Estadio BBVA in Monterrey — "El Gigante de Acero" — is framed by mountain scenery that makes it one of the more photogenic venues in world football. Four matches, opened 2015, and a consistent reminder that modern stadium architecture in Mexico has outpaced most of Europe.
BC Place in Vancouver is quietly one of the best settings in the tournament. A waterfront stadium in the heart of the city, it hosted the 2015 Women's World Cup final where the USA beat Japan 5-2. Seven matches this time, including two knockout games. Canada's Pacific coast deserves more attention than it typically gets.
The American Football Grounds Doing a Football Job
The bulk of the US venues are NFL stadiums, and the conversion quality varies. A few worth knowing:
- Mercedes-Benz Stadium, Atlanta (75,000): Retractable roof, 360-degree video display, hosted the 2019 Super Bowl. Eight matches including a semi-final. Atlanta United play here too, so there's actual soccer DNA in the building.
- SoFi Stadium, Los Angeles (70,000): $6 billion. That's the number. Opened 2020, home to the Rams and Chargers, and hosts the first US game of the tournament — USA vs Paraguay on June 12. Eight matches total.
- Gillette Stadium, Boston (65,000): Foxborough, not Boston, but close enough. A major video screen upgrade is in for the tournament. England face Ghana here on June 23, and Scotland get two group games at this venue. Seven matches including a quarter-final.
- Hard Rock Stadium, Miami (65,000): Fresh off hosting eight Club World Cup games and the 2024 Copa America final between Argentina and Colombia. Seven World Cup matches. Miami knows how to run a major tournament.
- Lumen Field, Seattle (69,000): The Sounders sell this place out regularly, and the atmosphere is as good as it gets in American football-adjacent venues. USA vs Australia is here in the group stage.
- Lincoln Financial Field, Philadelphia (69,000): Tighter and louder than newer NFL venues. Six matches, including a July 4 fixture — the United States' 250th birthday. The symbolism is heavy, and it was clearly scheduled that way deliberately.
- Arrowhead Stadium, Kansas City (73,000): Patrick Mahomes' kingdom, and the loudest outdoor sports venue on the planet — 142.2 decibels recorded in 2014. That crowd noise in a World Cup knockout game would be something else.
- NRG Stadium, Houston (72,000): Retractable roof, steep stands, three Copa America Centenario games in 2016. Solid venue, limited number of fixtures confirmed.
- Levi's Stadium, San Francisco/Santa Clara (71,000): Two Super Bowls, Copa America games in 2016, home to the 49ers. Another multi-sport behemoth that does the job.

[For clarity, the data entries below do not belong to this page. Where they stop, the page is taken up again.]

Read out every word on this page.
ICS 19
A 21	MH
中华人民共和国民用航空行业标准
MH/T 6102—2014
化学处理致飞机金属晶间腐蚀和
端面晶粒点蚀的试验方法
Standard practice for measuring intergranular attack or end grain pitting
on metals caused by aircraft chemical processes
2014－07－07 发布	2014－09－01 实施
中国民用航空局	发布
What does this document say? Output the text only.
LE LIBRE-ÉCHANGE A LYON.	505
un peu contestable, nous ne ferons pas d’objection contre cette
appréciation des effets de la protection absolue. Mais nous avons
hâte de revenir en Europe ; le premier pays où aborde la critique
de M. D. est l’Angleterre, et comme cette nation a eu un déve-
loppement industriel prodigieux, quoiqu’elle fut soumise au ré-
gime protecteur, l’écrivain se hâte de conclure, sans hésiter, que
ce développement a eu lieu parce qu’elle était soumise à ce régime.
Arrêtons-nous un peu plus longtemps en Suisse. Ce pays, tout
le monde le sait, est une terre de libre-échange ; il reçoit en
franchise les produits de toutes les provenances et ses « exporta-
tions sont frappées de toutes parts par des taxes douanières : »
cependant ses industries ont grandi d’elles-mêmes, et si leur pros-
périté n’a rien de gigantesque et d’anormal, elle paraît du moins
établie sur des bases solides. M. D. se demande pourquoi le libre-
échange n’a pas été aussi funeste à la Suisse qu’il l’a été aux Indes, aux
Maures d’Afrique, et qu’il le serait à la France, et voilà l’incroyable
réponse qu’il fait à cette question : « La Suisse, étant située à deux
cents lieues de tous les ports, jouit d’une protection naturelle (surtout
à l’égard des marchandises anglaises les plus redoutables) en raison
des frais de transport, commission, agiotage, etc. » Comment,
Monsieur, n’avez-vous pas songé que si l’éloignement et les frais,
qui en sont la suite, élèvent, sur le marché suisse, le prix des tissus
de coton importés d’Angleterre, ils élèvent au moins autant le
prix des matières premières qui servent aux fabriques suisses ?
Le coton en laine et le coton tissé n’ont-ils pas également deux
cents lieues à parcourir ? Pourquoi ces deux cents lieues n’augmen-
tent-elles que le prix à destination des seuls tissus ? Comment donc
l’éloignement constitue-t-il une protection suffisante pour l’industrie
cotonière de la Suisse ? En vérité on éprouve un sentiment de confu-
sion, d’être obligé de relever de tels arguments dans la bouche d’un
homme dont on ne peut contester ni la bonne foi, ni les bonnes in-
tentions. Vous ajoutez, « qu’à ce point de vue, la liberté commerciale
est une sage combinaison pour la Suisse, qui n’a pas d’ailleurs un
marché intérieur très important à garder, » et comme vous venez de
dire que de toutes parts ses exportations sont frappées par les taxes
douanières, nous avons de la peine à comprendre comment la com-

BMO Field in Toronto (45,000) is the outlier — a soccer-specific stadium, one of only a handful in the tournament. Opened in 2007 for the U-20 World Cup, home to Toronto FC. Canada open their tournament here on June 12 against Bosnia-Herzegovina. Six matches total, the smallest venue in the competition, and arguably the one best suited to the actual sport.
Sixteen venues, three time zones, two months. The 2026 World Cup is unlike anything the sport has organised before — and the stadiums are only the beginning of that story.